Inaugurata l’area di imbarco A del Leonardo Da Vinci, infrastruttura GREEN, SMART e MADE IN ITALY

di Eleonora Caradonna

 



Oltre 37.000 mq, 23 nuovi gate di cui 13 dotati di pontili per l’imbarco, un’esclusiva galleria commerciale di 6.000 mq che rappresenta l’eccellenza italiana dello shopping e del food: questi i “numeri” principali della nuova aerea d’imbarco A, inaugurata lo scorso 18 maggio che rappresenta un’importante tappa del progetto di espansione dell’area Est dell’aeroporto romano per un valore complessivo di 400 milioni di euro e testimonianza dell’eccellenza italiana. Completata impiegando con massima efficienza il sedime aeroportuale (senza consumo di suolo aggiuntivo) e facendo ricorso alle migliori competenze del Paese, grazie al supporto degli architetti e ingegneri di ADR Ingegneria, la nuova area di imbarco di Fiumicino è stata realizzata nonostante i difficili anni della pandemia ergendosi a simbolo dell’Italia che riparte, come ricordato anche dal Presidente della Repubblica Sergio Mattarella.

L’opera si compone di due grandi strutture tra loro connesse mediante un corpo di collegamento: un innovativo molo dedicato ai voli verso destinazioni Schengen e domestiche, che consente l’attracco dei più moderni aeromobili disponibili e un’esclusiva galleria commerciale con nuovi spazi dedicati a retail e food & beverage d’eccellenza.

Sono oltre 100 le destinazioni raggiungibili dalla nuova infrastruttura, che è dotata di 23 gate, di cui 13 con pontile di imbarco. Il significativo numero di finger comporterà fin da subito una notevole riduzione dell’uso degli autobus in pista, con benefici sia sulla qualità del servizio che sulla riduzione di emissioni. Tutti i gate inoltre sono dotati di nuova tecnologia “self-boarding”, che consente al passeggero di eseguire autonomamente e in velocità le procedure di imbarco.

L’area commerciale ospita21 nuovi negozi con il meglio dell'offerta disponibile sul mercato per shopping e food. Al livello superiore, presso il mezzanino del Terminal 1, è stata attivata un’area food con format “mercato”, cioè dove si scelgono le pietanze che vengono cucinate all’istante. L’area di imbarco A è eccellenza anche per i molteplici servizi offerti al passeggero, in linea con il primato raggiunto da ADR nell’apprezzamento dei passeggeri, certificato dall’ente internazionale Airport Council International e ottenuto dallo scalo romano per ben 5 anni di seguito.
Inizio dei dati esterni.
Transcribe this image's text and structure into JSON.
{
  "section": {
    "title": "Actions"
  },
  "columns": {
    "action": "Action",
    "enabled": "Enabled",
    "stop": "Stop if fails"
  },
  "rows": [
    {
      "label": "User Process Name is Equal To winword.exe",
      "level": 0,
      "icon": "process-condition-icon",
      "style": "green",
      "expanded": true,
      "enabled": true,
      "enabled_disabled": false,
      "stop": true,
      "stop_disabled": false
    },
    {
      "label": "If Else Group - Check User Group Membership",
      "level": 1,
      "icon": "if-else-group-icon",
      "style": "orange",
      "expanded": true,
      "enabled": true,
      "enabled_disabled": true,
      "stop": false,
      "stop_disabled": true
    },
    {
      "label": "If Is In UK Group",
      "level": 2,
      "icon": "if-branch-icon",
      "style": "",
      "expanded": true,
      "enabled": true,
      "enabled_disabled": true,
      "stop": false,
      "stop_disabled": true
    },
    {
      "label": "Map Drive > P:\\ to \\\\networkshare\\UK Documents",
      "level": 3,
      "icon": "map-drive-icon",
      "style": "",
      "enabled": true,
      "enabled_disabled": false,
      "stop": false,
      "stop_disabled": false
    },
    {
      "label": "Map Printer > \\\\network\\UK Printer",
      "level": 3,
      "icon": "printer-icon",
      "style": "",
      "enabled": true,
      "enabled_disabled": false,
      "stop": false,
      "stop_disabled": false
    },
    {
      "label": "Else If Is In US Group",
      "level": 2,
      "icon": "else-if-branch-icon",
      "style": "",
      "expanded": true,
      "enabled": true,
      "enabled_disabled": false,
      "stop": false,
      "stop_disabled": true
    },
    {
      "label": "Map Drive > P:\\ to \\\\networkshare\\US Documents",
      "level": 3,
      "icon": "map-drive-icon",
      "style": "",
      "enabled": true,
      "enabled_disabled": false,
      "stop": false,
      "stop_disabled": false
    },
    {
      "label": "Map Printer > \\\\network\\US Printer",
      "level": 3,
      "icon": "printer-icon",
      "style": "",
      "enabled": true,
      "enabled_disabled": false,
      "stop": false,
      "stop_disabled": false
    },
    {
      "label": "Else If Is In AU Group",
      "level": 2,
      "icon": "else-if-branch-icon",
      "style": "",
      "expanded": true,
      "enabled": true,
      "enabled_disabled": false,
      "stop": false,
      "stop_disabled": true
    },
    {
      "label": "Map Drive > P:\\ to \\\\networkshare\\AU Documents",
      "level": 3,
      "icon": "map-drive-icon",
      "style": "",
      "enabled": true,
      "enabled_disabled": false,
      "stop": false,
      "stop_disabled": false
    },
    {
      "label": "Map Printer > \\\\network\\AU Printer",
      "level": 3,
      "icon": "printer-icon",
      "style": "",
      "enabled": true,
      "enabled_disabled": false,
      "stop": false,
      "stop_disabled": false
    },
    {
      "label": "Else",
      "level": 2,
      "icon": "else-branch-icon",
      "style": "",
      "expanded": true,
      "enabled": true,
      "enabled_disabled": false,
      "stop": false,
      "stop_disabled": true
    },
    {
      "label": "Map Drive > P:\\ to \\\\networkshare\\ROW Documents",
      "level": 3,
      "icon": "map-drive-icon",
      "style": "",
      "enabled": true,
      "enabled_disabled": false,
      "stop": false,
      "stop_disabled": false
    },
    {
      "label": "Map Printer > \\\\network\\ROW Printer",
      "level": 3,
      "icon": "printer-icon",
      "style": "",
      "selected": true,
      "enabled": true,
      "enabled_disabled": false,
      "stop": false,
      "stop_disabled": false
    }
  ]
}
Il progetto dell’area di imbarco A è all’insegna dell’innovazione e della sostenibilità si inquadra nel progetto di sviluppo aeroportuale di Aeroporti di Roma e nel percorso orientato alla sostenibilità e all’innovazione del Gruppo Atlantia, il cui focus è realizzare investimenti che consentano la transizione energetica dei propri asset, attivando al tempo stesso un loro forte upgrade tecnologico.

Gli interventi sono stati progettati prediligendo il contributo dell’illuminazione naturale, con grandi vetrate inserite in copertura, simili a veri e propri oblò. Il concept architettonico è stato realizzato utilizzando le più avanzate tecnologie edilizie e i migliori standard di tutela ambientale. Le forme classiche, unite alla trasparenza e al massimo impiego di luce naturale, forniscono al passeggero l’impressione di trovarsi al centro delle piste. Inoltre, per il Molo A è in corso la certificazione secondo il protocollo Internazionale “Leed” – (Leadership in Energy and Enviromental Design) livello Gold per la progettazione, la costruzione e la gestione di edifici sostenibili. Questo livello di certificazione denota come l’infrastruttura sia stata concepita e realizzata per avere un impatto ambientale assolutamente ridotto. Un’attenzione particolare è stata prestata agli impianti e alle materie prime, in ottica green, con sistemi per il trattamento climatico tramite pannelli radianti a pavimento, controllo dei parametri di temperatura e umidità in ambiente, anche attraverso la rilevazione integrata dell’affollamento delle aree, che consentiranno un significativo contenimento dei consumi energetici. Le esigenze di progettazione “green” hanno trovato applicazione anche nella scelta dei materiali e dei componenti di arredo; tutta l’illuminazione artificiale è stata, infatti, realizzata con innovative tecnologie LED tali da ricreare sulle volte del soffitto un vero e proprio effetto “cielo stellato”.